Crise Migratória na Europa

Dezenas de refugiados despejados pelo Governo grego e forçados a dormir nas ruas 

Refugiados em Lesbos, Grécia

Aggelos Barai

A denúncia é feita pela organização Médicos Sem Fronteiras.

A organização Médicos sem Fronteiras (MSF) alertou esta segunda-feira que muitas dezenas de refugiados na Grécia estão ameaçados de despejo dos locais de acolhimento, ficarem sem assistência financeira e forçados a permanecerem sem abrigo, proteção e cuidados de saúde.

A organização não governamental (ONG) alerta para a situação de "um crescente número de refugiados na Grécia com sérios problemas de saúde, e de saúde mental" e critica o Governo grego por ter começado a retirar a proteção a mais de 11.000 beneficiários, muitos em "situação extremamente vulnerável", e que garantia o seu alojamento na Grécia.

"A MSF apela ao Governo grego para suspender o desalojamento de pessoas vulneráveis, incluindo sobreviventes de violência sexual, tortura e maus tratos, idosos e pessoas com doenças crónicas; e identificar de imediato soluções de acomodamento e ampliar os atuais programas de acomodamento", indica o comunicado.

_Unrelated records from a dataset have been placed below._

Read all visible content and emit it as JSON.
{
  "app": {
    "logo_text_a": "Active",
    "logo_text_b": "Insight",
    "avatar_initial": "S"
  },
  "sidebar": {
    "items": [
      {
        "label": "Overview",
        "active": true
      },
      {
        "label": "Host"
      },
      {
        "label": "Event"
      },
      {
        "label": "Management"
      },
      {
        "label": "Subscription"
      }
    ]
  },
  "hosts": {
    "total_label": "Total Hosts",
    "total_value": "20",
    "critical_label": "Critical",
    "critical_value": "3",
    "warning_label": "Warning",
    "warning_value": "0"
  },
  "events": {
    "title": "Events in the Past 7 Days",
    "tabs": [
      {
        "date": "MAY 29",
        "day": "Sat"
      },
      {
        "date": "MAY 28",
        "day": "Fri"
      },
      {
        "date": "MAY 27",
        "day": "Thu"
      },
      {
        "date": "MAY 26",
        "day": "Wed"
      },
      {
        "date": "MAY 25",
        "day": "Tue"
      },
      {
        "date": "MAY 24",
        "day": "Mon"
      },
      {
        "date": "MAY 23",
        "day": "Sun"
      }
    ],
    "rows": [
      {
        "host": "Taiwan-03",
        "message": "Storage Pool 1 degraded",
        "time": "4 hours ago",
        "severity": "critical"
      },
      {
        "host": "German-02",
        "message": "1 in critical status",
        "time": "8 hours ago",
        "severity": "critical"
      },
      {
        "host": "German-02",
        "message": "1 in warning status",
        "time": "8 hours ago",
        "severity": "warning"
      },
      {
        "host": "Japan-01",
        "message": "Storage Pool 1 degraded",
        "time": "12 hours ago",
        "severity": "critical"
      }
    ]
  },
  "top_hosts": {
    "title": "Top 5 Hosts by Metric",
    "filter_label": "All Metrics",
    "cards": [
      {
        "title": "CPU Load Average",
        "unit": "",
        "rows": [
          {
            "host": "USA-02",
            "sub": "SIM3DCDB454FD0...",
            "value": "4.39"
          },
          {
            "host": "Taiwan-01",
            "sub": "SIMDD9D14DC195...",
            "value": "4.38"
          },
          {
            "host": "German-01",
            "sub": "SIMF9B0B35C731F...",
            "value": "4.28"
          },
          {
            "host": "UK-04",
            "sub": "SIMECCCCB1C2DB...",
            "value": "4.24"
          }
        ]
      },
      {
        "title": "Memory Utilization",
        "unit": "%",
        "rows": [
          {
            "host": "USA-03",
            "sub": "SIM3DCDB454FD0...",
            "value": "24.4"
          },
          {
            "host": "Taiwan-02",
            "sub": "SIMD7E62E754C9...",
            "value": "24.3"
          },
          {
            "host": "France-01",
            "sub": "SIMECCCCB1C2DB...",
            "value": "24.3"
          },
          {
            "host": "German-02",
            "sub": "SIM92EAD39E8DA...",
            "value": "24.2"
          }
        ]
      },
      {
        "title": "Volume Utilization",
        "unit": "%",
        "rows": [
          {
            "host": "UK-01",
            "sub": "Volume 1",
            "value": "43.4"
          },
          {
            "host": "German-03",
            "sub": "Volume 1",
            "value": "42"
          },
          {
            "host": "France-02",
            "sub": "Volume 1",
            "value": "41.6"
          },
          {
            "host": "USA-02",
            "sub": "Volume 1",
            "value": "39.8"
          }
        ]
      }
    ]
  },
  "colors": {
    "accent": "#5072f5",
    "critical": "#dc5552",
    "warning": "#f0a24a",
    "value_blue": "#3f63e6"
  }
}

"Existem doentes com graves situações clínicas que estão a ser abandonados e mulheres em avançado estado de gravidez estão a dormir na Praça da Vitória no centro de Atenas", sublinha Marine Berthet, coordenadora da MSF na Grécia.

"No meio de uma pandemia global, os governos deveriam proteger e alojar as pessoas com elevado risco de contrair a covid-19, e não enviá-las para as ruas, deixando-as sem proteção, abrigo ou acesso aos cuidados de saúde básicos", sustenta num comunicado divulgado pela organização.

Em junho, uma doente da MSF extremamente vulnerável morreu de paragem cardíaca após ser ameaçada de desalojamento e após ter abandonado o seu alojamento, prossegue o texto.

"A doente que morreu era paraplégica e tinha diversos e sérios problemas de saúde, incluindo diabetes e doença cardiovascular e, no entanto, foi ameaçada de ser desalojada por diversas ocasiões", refere Berthet, detalhando que "devido ao receio de perder a sua casa, a família enviou-a para o campo de Schisto, onde o seu filho estava alojado num contentor com outras 12 pessoas; dois dias depois sofreu uma passagem cardíaca e morreu".

Pelo menos outros 30 doentes seguidos pelos MSF com sérios problemas de saúde ou foram desalojados ou notificados para serem desalojados, e agora enfrentam a perspetiva de permanecerem sem abrigo e sem assistência financeira, frisa o comunicado.

O relatório sustenta que os bens de muitos com sérias doenças crónicas foram retirados dos seus locais de acomodamento, e foi-lhes dito para saírem, sem qualquer indicação para onde deveriam ir.

Dezenas de outros doentes muito vulneráveis foram notificados que deviam sair, enquanto era interrompido o apoio financeiro, permanecendo sem direitos aos cuidados básicos.

Em paralelo, as praças da cidade estão repletas de refugiados vulneráveis, incluindo crianças, bebés recém-nascidos, pessoas com problemas crónicos e sobreviventes de tortura e violência sexual.

Em junho de 2020 o ministério grego da Migração e Asilo admitiu um corte de 30% no programa de alojamento para os requerentes de asilo. Entretanto, em fevereiro, foram atribuídos ao Governo grego fundos da União Europeia para ampliar o esquema de alojamento na Grécia continental.

No entanto, até ao momento ainda não foram disponibilizados mais acomodamentos, assinala a MSF.

No comunicado, a ONG apela ao Governo grego, União Europeia e a todas as organizações envolvidas nos programas de alojamento que encontrem no imediato soluções para os refugiados que atualmente dormem nas ruas de Atenas, e terminem os despejos de refugiados até serem abolidos todos os obstáculos administrativos para a sua integração e acesso aos cuidados de saúde.

Portugal acolhe 25 jovens refugiados oriundos da Grécia

Portugal recebeu no passado dia 7 de julho o primeiro de vários grupos de jovens refugiados do Afeganistão, Egito e Irão. São 25 menores, entre os 15 e 17 anos, que se encontravam em campos de migrantes na Grécia.

Vão ser acolhidos pela Cruz Vermelha, em Lisboa.

Ainda não há data para a chegada dos próximos grupos, mas o governo português disponibilizou-se para receber até 500 crianças e jovens ao abrigo do Programa de Recolocação Voluntária da União Europeia.